Behavioral therapy now is considered the most appropriate treatment for patients with primary insomnia. The therapies are based on the fact that primary insomnia is associated with physiologic, emotional, and cognitive arousal and conditioning to arousal in bed.

Primary Care Physician's Role

Primary care physicians should be able to diagnose and treat transient or short-term insomnia. Chronic insomnia is often more difficult to treat and when primary or associated with a sleep or psychiatric disorder, referral to an appropriate specialist may be indicated.

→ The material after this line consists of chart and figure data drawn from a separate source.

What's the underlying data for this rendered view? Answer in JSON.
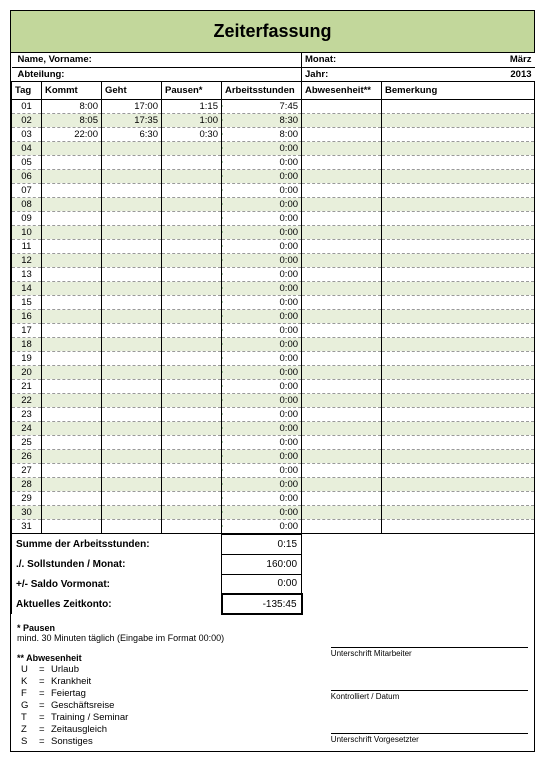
{
  "title": "Zeiterfassung",
  "header": {
    "name_label": "Name, Vorname:",
    "abteilung_label": "Abteilung:",
    "monat_label": "Monat:",
    "monat_value": "März",
    "jahr_label": "Jahr:",
    "jahr_value": "2013"
  },
  "columns": {
    "tag": "Tag",
    "kommt": "Kommt",
    "geht": "Geht",
    "pausen": "Pausen*",
    "arbeit": "Arbeitsstunden",
    "abw": "Abwesenheit**",
    "bem": "Bemerkung"
  },
  "col_widths": {
    "tag": 30,
    "kommt": 60,
    "geht": 60,
    "pausen": 60,
    "arbeit": 80,
    "abw": 80,
    "bem": 153
  },
  "rows": [
    {
      "tag": "01",
      "kommt": "8:00",
      "geht": "17:00",
      "pausen": "1:15",
      "arbeit": "7:45",
      "abw": "",
      "bem": ""
    },
    {
      "tag": "02",
      "kommt": "8:05",
      "geht": "17:35",
      "pausen": "1:00",
      "arbeit": "8:30",
      "abw": "",
      "bem": ""
    },
    {
      "tag": "03",
      "kommt": "22:00",
      "geht": "6:30",
      "pausen": "0:30",
      "arbeit": "8:00",
      "abw": "",
      "bem": ""
    },
    {
      "tag": "04",
      "kommt": "",
      "geht": "",
      "pausen": "",
      "arbeit": "0:00",
      "abw": "",
      "bem": ""
    },
    {
      "tag": "05",
      "kommt": "",
      "geht": "",
      "pausen": "",
      "arbeit": "0:00",
      "abw": "",
      "bem": ""
    },
    {
      "tag": "06",
      "kommt": "",
      "geht": "",
      "pausen": "",
      "arbeit": "0:00",
      "abw": "",
      "bem": ""
    },
    {
      "tag": "07",
      "kommt": "",
      "geht": "",
      "pausen": "",
      "arbeit": "0:00",
      "abw": "",
      "bem": ""
    },
    {
      "tag": "08",
      "kommt": "",
      "geht": "",
      "pausen": "",
      "arbeit": "0:00",
      "abw": "",
      "bem": ""
    },
    {
      "tag": "09",
      "kommt": "",
      "geht": "",
      "pausen": "",
      "arbeit": "0:00",
      "abw": "",
      "bem": ""
    },
    {
      "tag": "10",
      "kommt": "",
      "geht": "",
      "pausen": "",
      "arbeit": "0:00",
      "abw": "",
      "bem": ""
    },
    {
      "tag": "11",
      "kommt": "",
      "geht": "",
      "pausen": "",
      "arbeit": "0:00",
      "abw": "",
      "bem": ""
    },
    {
      "tag": "12",
      "kommt": "",
      "geht": "",
      "pausen": "",
      "arbeit": "0:00",
      "abw": "",
      "bem": ""
    },
    {
      "tag": "13",
      "kommt": "",
      "geht": "",
      "pausen": "",
      "arbeit": "0:00",
      "abw": "",
      "bem": ""
    },
    {
      "tag": "14",
      "kommt": "",
      "geht": "",
      "pausen": "",
      "arbeit": "0:00",
      "abw": "",
      "bem": ""
    },
    {
      "tag": "15",
      "kommt": "",
      "geht": "",
      "pausen": "",
      "arbeit": "0:00",
      "abw": "",
      "bem": ""
    },
    {
      "tag": "16",
      "kommt": "",
      "geht": "",
      "pausen": "",
      "arbeit": "0:00",
      "abw": "",
      "bem": ""
    },
    {
      "tag": "17",
      "kommt": "",
      "geht": "",
      "pausen": "",
      "arbeit": "0:00",
      "abw": "",
      "bem": ""
    },
    {
      "tag": "18",
      "kommt": "",
      "geht": "",
      "pausen": "",
      "arbeit": "0:00",
      "abw": "",
      "bem": ""
    },
    {
      "tag": "19",
      "kommt": "",
      "geht": "",
      "pausen": "",
      "arbeit": "0:00",
      "abw": "",
      "bem": ""
    },
    {
      "tag": "20",
      "kommt": "",
      "geht": "",
      "pausen": "",
      "arbeit": "0:00",
      "abw": "",
      "bem": ""
    },
    {
      "tag": "21",
      "kommt": "",
      "geht": "",
      "pausen": "",
      "arbeit": "0:00",
      "abw": "",
      "bem": ""
    },
    {
      "tag": "22",
      "kommt": "",
      "geht": "",
      "pausen": "",
      "arbeit": "0:00",
      "abw": "",
      "bem": ""
    },
    {
      "tag": "23",
      "kommt": "",
      "geht": "",
      "pausen": "",
      "arbeit": "0:00",
      "abw": "",
      "bem": ""
    },
    {
      "tag": "24",
      "kommt": "",
      "geht": "",
      "pausen": "",
      "arbeit": "0:00",
      "abw": "",
      "bem": ""
    },
    {
      "tag": "25",
      "kommt": "",
      "geht": "",
      "pausen": "",
      "arbeit": "0:00",
      "abw": "",
      "bem": ""
    },
    {
      "tag": "26",
      "kommt": "",
      "geht": "",
      "pausen": "",
      "arbeit": "0:00",
      "abw": "",
      "bem": ""
    },
    {
      "tag": "27",
      "kommt": "",
      "geht": "",
      "pausen": "",
      "arbeit": "0:00",
      "abw": "",
      "bem": ""
    },
    {
      "tag": "28",
      "kommt": "",
      "geht": "",
      "pausen": "",
      "arbeit": "0:00",
      "abw": "",
      "bem": ""
    },
    {
      "tag": "29",
      "kommt": "",
      "geht": "",
      "pausen": "",
      "arbeit": "0:00",
      "abw": "",
      "bem": ""
    },
    {
      "tag": "30",
      "kommt": "",
      "geht": "",
      "pausen": "",
      "arbeit": "0:00",
      "abw": "",
      "bem": ""
    },
    {
      "tag": "31",
      "kommt": "",
      "geht": "",
      "pausen": "",
      "arbeit": "0:00",
      "abw": "",
      "bem": ""
    }
  ],
  "summary": [
    {
      "label": "Summe der Arbeitsstunden:",
      "value": "0:15",
      "heavy": false
    },
    {
      "label": "./. Sollstunden / Monat:",
      "value": "160:00",
      "heavy": false
    },
    {
      "label": "+/- Saldo Vormonat:",
      "value": "0:00",
      "heavy": false
    },
    {
      "label": "Aktuelles Zeitkonto:",
      "value": "-135:45",
      "heavy": true
    }
  ],
  "footnotes": {
    "pausen_title": "* Pausen",
    "pausen_text": "mind. 30 Minuten täglich (Eingabe im Format 00:00)",
    "abw_title": "** Abwesenheit",
    "legend": [
      {
        "k": "U",
        "v": "Urlaub"
      },
      {
        "k": "K",
        "v": "Krankheit"
      },
      {
        "k": "F",
        "v": "Feiertag"
      },
      {
        "k": "G",
        "v": "Geschäftsreise"
      },
      {
        "k": "T",
        "v": "Training / Seminar"
      },
      {
        "k": "Z",
        "v": "Zeitausgleich"
      },
      {
        "k": "S",
        "v": "Sonstiges"
      }
    ],
    "sig1": "Unterschrift Mitarbeiter",
    "sig2": "Kontrolliert / Datum",
    "sig3": "Unterschrift Vorgesetzter"
  },
  "colors": {
    "header_bg": "#c2d79b",
    "stripe_bg": "#e8efdb",
    "marker": "#2e7d32"
  }
}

Patients should be referred to a sleep specialist in the following cases: If any history suggestive of obstructive sleep apnea or RLS/PLMD and in cases of primary insomnia, particularly if it is psychophysiologic insomnia and of long duration.

Many sleep centers have a staff psychologist who specializes in treating insomnia. The advantages include experience in behavioral techniques and providing sleep education, greater available time for the often-frequent follow-up that is needed, and the ability to ascertain if other psychological factors are present that may need further evaluation by a psychiatrist.

Patients with a history of depression should be referred to a psychiatrist based on the usual referral pattern of the primary care physician.

Insomnia in the elderly poses special concerns. The satisfaction of sleep declines with age. This probably is related to changes in sleep associated with age, such as a decrease in slow wave sleep, increased time awake after sleep onset, and a tendency to go to bed early and rise early. However, aging should not be assumed to be the explanation for insomnia. Multiple factors affect sleep in the elderly, including nocturia, pain syndromes, and many medical disorders (eg, heart failure, COPD, Parkinson disease). Other factors include RLS, PLMD, and sleep apnea (all of which have increased frequency in the elderly), dementia and, frequently, changing situational factors, such as retirement, bereavement, or financial difficulties, leading to anxiety and depression.

As in younger patients, nonpharmacologic treatment should take precedence over pharmacologic treatment. Hypnotics should be prescribed cautiously and in lower doses than for younger patients. Drugs tend to have longer duration of effect due to changes in metabolism and elimination. This can lead to increased incidence of falls and bone fractures at night (if the patient gets up to use the bathroom not fully awake or ataxic) and decrements in daytime alertness and performance (including increased incidence of motor vehicle accidents).